Member of the Illinois House of Representatives from the 55th district
- In office 1993 - 2013
- Preceded by: Penny Pullen
- Succeeded by: Marty Moylan

Personal details
- Born: July 8, 1941 Chicago, Illinois
- Died: December 30, 2014 (aged 73) Des Plaines, Illinois
- Party: Republican
- Profession: Paralegal

= Rosemary Mulligan =

American politician

Rosemary Mulligan (July 8, 1941 - December 30, 2014) served as a Republican Party member of the Illinois House of Representatives for ten terms, representing the 55th District in the northwest suburbs of Chicago from 1993 until 2013. A moderate Republican, Mulligan was particularly known as a strong abortion rights advocate.

==Background==
Born in Chicago, Illinois, Mulligan went to Illinois State University and then received her associate degree in legal technology from Harper College.
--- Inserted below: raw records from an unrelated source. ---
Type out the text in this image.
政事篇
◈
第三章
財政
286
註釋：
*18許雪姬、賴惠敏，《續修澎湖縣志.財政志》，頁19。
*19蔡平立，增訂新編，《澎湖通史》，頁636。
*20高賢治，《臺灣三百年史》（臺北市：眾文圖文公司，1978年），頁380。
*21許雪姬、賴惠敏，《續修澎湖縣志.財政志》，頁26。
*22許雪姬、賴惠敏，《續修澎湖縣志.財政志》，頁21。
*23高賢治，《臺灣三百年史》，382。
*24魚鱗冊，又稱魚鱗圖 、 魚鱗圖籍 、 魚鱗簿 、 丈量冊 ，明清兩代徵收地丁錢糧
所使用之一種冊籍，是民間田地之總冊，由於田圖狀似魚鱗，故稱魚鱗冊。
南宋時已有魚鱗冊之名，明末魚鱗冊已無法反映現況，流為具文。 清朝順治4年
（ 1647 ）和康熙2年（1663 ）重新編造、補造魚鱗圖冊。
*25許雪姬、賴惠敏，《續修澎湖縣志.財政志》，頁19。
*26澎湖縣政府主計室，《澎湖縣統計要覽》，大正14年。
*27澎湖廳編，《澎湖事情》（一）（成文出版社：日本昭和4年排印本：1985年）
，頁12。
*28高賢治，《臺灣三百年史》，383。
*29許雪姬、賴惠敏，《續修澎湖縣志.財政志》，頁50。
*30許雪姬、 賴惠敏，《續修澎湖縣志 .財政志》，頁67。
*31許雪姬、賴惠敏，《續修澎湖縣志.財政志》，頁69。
Mulligan's father was murdered in 1967 while picking up a shift for a friend as an insurance salesman. Her first husband was killed in a plane crash during a hunting trip in Canada, which left her as the single mother of two boys.

Mulligan worked as a paralegal at a firm in the northwest suburbs before running for office.

==Political career==
Mulligan first ran for the Illinois House of Representatives in 1990, eventually losing the Republican primary to conservative incumbent Penny Pullen by six votes. After the first count, Mulligan was actually named the winner by 31 votes on election night. A recount was eventually ordered that left the vote tied, and so a coin toss was used to break the tie. Mulligan won the coin toss. Pullen then appealed to the Illinois Supreme Court, which ordered a count of disputed ballots that left Pullen the winner by six votes. The case, Pullen v. Mulligan, was later cited by Vice President Al Gore's legal team as precedent for counting "dimpled chads" during the 2000 Florida recount. The race gained national attention for its focus on abortion and groups on both sides of the debate contributed heavily to the candidates. Mulligan ran again in 1992 against Pullen and won.

On January 12, 2011, Rep. Mulligan was sworn in for her tenth (and ultimately final) term as state representative. During her 20-year tenure in the Illinois House, she became a leader on state budget issues (particularly human service appropriations), family issues, health care, and early childhood education.

She was recognized for her expertise in prescription drugs, problem and compulsive gambling, health insurance coverage and reforms, welfare to work and victims' rights. She served as majority chair or minority spokesman of the Illinois House Human Services Appropriations Committee for 10 years. She received numerous awards and honors and was named "One of the Top 100 Women Making a Difference" by Today's Chicago Woman.

Following redistricting, Mulligan opted to seek election in the 55th District, but failed to make the ballot after collecting below the minimum threshold required number of voter signatures. She died following a period of declining health on December 30, 2014, at the age of 73.